「30代後半の部下がいつも疲れている」という相談
こんにちは。産業医の武神です。私のクライエントは外資系企業を中心に20社ほどですが、そこで働く社員たちの平均年齢は30代と若めです。これは外資系特有のUp or Out(昇進するか退職するか)という企業風土のためでもありますが、タフでハードな職場で成果を出し続けるには、それなりに“若さ”が必要なのだと思います。そこで、今回は外資系企業で中年になっても成果を出し続けている人たちの習慣について述べたいと思います。
Aさんは数年ぶりに産業医面談に来た40代中頃の管理職の男性でした。7年ほど前、交通事故にあったAさんは鞭打ち症やリハビリに絡んで産業医面談の常連になっていましたが、その後体調も回復し、今回は数年ぶりの面談でした。
相談内容は信頼している部下の30代後半男性Bさんについてです。決してメンタル不調ではなさそうだが、いつも疲れ気味に見えて心配とのことでした。
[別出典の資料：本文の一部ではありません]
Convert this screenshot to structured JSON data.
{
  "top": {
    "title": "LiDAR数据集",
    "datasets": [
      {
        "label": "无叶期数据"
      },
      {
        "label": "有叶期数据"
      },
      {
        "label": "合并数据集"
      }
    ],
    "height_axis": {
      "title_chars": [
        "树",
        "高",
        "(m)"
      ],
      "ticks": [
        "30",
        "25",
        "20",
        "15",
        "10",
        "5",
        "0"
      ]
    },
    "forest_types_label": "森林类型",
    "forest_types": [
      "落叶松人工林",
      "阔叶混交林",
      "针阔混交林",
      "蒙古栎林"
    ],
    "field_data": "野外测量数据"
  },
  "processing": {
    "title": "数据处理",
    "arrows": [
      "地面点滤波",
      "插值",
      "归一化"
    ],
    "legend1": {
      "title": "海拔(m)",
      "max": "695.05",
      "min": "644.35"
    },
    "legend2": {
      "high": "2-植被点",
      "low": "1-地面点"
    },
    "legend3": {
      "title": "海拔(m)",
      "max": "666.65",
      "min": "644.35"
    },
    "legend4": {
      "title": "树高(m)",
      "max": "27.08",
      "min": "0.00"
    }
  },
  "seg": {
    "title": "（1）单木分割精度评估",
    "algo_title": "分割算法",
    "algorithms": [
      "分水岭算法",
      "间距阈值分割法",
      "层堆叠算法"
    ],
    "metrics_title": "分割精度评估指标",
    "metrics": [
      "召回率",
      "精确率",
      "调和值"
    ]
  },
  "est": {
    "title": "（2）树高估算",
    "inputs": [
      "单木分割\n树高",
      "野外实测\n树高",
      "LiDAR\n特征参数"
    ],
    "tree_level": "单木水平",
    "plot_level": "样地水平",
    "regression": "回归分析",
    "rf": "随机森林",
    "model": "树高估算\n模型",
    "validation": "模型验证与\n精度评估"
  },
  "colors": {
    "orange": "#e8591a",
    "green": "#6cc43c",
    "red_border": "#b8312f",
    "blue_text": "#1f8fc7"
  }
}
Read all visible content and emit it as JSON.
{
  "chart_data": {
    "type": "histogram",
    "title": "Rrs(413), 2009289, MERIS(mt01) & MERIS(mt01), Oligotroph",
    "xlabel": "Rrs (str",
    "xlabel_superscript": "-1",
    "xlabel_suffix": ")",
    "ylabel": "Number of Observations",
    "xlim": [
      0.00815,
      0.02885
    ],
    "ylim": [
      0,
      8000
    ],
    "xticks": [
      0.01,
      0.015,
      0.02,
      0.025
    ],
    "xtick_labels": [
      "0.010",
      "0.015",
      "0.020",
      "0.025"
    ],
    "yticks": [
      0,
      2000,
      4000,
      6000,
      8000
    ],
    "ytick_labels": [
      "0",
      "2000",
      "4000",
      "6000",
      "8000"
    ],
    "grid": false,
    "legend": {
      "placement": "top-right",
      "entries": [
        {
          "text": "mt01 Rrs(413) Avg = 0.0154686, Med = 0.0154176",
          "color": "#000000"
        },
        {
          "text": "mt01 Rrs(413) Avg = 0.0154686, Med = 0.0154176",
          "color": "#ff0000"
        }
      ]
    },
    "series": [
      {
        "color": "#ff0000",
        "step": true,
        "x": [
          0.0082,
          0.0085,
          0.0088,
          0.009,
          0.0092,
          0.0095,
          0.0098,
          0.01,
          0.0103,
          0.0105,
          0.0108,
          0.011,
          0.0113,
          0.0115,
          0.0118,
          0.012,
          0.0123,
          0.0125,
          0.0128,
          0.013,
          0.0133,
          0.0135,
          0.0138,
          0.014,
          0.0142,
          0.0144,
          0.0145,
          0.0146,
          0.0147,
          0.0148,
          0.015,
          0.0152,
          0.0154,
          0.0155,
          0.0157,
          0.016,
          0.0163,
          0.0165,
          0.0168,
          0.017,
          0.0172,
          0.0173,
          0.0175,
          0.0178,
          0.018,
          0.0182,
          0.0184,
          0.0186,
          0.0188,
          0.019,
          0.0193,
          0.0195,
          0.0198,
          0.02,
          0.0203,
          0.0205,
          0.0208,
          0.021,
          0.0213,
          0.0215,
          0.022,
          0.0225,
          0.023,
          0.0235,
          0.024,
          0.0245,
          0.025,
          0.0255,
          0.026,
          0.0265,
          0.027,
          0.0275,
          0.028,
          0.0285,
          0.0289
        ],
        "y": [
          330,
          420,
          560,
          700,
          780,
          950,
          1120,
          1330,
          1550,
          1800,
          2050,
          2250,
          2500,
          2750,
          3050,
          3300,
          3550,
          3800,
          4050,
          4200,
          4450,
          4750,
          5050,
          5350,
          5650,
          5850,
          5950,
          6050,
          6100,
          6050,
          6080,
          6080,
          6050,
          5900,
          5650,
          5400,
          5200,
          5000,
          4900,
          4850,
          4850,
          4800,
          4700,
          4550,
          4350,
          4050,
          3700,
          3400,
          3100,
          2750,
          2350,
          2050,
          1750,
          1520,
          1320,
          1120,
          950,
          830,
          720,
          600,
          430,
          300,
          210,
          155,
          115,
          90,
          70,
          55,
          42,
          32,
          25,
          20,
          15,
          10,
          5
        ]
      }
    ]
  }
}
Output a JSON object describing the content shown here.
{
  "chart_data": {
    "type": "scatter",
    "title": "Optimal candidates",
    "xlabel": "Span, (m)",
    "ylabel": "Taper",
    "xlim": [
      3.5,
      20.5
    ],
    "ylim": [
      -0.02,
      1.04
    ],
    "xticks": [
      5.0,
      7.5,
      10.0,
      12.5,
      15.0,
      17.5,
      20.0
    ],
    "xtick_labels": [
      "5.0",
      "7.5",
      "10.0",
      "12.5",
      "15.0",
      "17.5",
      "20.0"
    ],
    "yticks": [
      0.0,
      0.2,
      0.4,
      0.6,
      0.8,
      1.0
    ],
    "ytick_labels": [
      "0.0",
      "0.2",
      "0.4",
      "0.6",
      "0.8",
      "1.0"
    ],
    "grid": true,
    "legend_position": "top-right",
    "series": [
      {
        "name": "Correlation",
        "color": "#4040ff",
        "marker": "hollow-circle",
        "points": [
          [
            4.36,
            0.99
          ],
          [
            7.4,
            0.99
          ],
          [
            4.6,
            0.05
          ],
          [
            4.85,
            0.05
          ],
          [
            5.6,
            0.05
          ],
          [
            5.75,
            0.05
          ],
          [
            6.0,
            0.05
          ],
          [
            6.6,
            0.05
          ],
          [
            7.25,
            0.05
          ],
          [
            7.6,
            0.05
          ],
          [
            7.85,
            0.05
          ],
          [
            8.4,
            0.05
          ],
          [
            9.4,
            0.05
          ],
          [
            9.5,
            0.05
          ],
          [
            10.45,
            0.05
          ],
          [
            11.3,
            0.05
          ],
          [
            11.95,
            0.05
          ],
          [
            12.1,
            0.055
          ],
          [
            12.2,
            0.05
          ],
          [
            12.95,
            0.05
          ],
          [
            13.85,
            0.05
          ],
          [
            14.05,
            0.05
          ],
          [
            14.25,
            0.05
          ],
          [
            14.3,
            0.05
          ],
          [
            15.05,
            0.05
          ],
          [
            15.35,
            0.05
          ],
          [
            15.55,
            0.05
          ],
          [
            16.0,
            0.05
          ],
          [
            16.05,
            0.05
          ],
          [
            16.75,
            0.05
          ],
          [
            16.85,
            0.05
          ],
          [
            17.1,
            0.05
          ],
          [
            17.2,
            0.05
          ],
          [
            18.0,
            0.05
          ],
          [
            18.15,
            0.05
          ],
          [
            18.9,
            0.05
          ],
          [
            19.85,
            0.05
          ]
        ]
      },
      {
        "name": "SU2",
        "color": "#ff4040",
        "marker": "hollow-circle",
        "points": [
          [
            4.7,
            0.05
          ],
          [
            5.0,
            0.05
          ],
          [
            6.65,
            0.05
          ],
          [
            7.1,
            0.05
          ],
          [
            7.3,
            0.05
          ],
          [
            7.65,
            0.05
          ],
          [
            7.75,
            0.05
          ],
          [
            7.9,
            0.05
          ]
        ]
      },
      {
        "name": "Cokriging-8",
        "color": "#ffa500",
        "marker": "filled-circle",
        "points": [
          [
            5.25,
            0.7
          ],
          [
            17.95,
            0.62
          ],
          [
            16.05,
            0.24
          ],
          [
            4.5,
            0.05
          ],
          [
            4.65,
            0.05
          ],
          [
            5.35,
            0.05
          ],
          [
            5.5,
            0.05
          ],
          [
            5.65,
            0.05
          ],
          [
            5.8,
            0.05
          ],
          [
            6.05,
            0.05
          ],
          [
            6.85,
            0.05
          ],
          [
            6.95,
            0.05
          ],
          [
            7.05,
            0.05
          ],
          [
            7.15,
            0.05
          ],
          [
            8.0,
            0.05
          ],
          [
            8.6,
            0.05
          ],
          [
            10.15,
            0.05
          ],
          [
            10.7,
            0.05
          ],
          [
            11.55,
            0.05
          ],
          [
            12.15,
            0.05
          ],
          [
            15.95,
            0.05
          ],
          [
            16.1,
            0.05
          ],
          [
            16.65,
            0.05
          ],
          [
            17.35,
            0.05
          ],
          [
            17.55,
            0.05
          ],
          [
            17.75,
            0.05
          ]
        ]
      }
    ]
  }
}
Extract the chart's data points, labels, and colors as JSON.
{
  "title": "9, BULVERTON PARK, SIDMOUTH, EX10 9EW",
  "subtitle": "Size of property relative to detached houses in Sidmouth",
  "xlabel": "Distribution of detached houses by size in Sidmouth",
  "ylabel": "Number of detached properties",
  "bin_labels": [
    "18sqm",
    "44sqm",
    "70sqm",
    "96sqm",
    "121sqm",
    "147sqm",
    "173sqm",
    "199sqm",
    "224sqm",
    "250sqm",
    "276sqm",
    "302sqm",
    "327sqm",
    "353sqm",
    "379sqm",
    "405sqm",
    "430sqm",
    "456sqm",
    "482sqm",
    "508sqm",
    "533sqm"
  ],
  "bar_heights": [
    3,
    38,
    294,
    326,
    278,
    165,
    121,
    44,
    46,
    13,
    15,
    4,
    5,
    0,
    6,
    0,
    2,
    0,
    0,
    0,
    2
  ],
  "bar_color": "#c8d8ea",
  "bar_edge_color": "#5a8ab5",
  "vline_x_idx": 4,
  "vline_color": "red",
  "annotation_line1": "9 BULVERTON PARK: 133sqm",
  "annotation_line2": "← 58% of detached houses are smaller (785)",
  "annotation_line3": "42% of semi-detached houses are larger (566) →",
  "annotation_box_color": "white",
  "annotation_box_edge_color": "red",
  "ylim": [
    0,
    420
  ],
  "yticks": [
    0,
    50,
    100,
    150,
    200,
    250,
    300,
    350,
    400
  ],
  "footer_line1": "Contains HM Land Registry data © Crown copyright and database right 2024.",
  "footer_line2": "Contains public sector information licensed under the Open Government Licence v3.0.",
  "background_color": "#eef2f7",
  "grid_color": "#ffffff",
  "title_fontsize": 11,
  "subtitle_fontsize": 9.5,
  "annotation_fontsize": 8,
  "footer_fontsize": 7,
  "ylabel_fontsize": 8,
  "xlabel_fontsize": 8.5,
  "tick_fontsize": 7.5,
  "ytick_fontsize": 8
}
よく聞いてみると、Aさんの部署は不定期に突如忙しくなり、それが数週間続くこともあるとのこと。Bさんは部署内ではいつも最初に残業で体が悲鳴を上げてしまうようで、忙しい時期の終盤になると、よくダウンしてしまうとのことでした。
チームの他のメンバーはBさんよりも若いためそんなことはなく、AさんはいずれBさんがこのチームを引っ張って行く立場になることを思うと、Bさんは適任ではないのかもしれないと最近思ってしまうとのことでした。
「4時間以下の睡眠は2日まで」と決めているAさん
確かにAさんの部署の業務は、長い残業時間が続くこともあり、体力的に楽ではないことはAさん自身も自覚しているものの、40代のAさんができていることをBさんが体力的にできないことがどうも引っかかってしまっているようでした。
私はAさんはタフでハードな職場でも長持ちするタイプとわかっていたので、いくつかAさんに質問をしてみることにしました。
「Aさんは、仕事が忙しい時でも、自分の限界、これを超えると業務効率が落ちてしまう限界って把握していますか?」
Aさんは、若い頃は体力のかぎりがむしゃらにやっていれば、どんなに忙しい仕事であってもなんとか乗り越えられたこと、でも30代の途中からそうではなくなったことを教えてくれました。そして今は、4時間以下の睡眠が2日連続すると3日目は明らかに業務効率が落ちることを自覚しており、そのようなときは必ず、翌日に昼に1時間ほど仮眠するか、残業はそこそこに帰宅し、6時間以上は寝ることを意識していると教えてくれました。